1 thought on “Real wealth and rotting matter”

  1. James Stergios says:

    Beware of articles wherein the author calls out people as silly, but especially when there is little to sustain his argument expect assertions without evidence.

    I say this as an avid environmentalist. Our probable alignment in terms of sustaining our environment is what makes this article’s argument so aggravating.

    The author’s desire to write something for himself (that is, a desire marked by underestimation of the worldview of his supposed opponents) is evident in his misuse of Thomas Hobbes. When Hobbes noted that “the life of man” is “solitary, poor, nasty, brutish and short,” he was talking about men in a state of war – “during the time men live without a common power to keep them all in awe.” The quote applies in a state of war “of every man, against every man,” a state in which “nothing can be unjust. The notions of right and wrong, justice and injustice have there no place. Where there is no common power, there is no law, where no law, no injustice. Force, and fraud, are in war the cardinal virtues.”

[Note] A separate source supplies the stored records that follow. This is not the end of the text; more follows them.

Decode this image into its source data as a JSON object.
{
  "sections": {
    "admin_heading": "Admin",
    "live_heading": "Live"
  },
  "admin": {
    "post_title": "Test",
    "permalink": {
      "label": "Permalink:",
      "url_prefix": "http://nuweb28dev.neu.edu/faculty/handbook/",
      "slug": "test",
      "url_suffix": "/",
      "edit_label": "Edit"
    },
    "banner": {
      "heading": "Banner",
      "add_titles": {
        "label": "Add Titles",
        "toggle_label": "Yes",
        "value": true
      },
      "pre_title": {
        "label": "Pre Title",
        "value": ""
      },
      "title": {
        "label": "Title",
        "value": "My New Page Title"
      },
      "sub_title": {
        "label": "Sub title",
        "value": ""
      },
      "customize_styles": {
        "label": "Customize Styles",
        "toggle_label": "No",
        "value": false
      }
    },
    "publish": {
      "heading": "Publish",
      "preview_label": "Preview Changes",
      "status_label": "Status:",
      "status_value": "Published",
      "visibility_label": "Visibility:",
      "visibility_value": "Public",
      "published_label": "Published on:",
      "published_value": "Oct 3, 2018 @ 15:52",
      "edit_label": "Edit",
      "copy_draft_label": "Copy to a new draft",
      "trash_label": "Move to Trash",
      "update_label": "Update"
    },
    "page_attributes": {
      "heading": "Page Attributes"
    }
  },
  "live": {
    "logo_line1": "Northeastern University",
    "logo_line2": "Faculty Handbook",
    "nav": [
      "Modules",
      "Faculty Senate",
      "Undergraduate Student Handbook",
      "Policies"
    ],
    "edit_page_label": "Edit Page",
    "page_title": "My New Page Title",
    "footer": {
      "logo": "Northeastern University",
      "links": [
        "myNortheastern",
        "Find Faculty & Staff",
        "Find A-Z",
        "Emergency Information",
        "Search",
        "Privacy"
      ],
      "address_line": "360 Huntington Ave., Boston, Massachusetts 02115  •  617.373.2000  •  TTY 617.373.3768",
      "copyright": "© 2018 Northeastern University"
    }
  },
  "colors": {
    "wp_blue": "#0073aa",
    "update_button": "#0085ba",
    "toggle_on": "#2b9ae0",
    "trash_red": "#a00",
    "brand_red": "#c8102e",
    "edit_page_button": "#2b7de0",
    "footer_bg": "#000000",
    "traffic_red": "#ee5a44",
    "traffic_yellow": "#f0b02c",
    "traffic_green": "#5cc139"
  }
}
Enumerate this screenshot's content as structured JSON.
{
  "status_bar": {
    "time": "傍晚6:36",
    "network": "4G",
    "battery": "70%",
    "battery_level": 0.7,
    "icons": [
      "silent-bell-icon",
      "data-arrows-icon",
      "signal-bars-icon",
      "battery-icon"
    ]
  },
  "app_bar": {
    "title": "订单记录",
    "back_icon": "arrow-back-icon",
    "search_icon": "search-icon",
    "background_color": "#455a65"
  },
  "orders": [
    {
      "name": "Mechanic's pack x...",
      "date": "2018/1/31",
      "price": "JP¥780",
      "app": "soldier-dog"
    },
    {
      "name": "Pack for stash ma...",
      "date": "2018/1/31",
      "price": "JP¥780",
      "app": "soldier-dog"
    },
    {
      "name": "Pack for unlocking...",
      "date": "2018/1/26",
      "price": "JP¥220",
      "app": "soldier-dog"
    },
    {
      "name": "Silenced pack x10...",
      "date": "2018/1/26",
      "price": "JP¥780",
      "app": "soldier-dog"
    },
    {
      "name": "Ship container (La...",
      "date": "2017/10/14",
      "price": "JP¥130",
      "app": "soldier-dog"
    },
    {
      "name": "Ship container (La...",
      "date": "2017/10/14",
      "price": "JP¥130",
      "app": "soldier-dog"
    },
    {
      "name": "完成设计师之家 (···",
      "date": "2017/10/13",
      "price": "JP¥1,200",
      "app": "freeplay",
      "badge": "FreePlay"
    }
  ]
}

    The author’s argument is as old as Thomas Robert Malthus. In his “Essay on the Principle of Population as it affects the Future Improvement of Society,” Malthus suggested that arithmetically, because of human fertility and family structure, our appetites would always outpace our ability to feed ourselves. Even the author, who does his best to dress up his argument in environmental economics, recognizes his polemical forebear by pointing to the economics of land as the basis of his argument.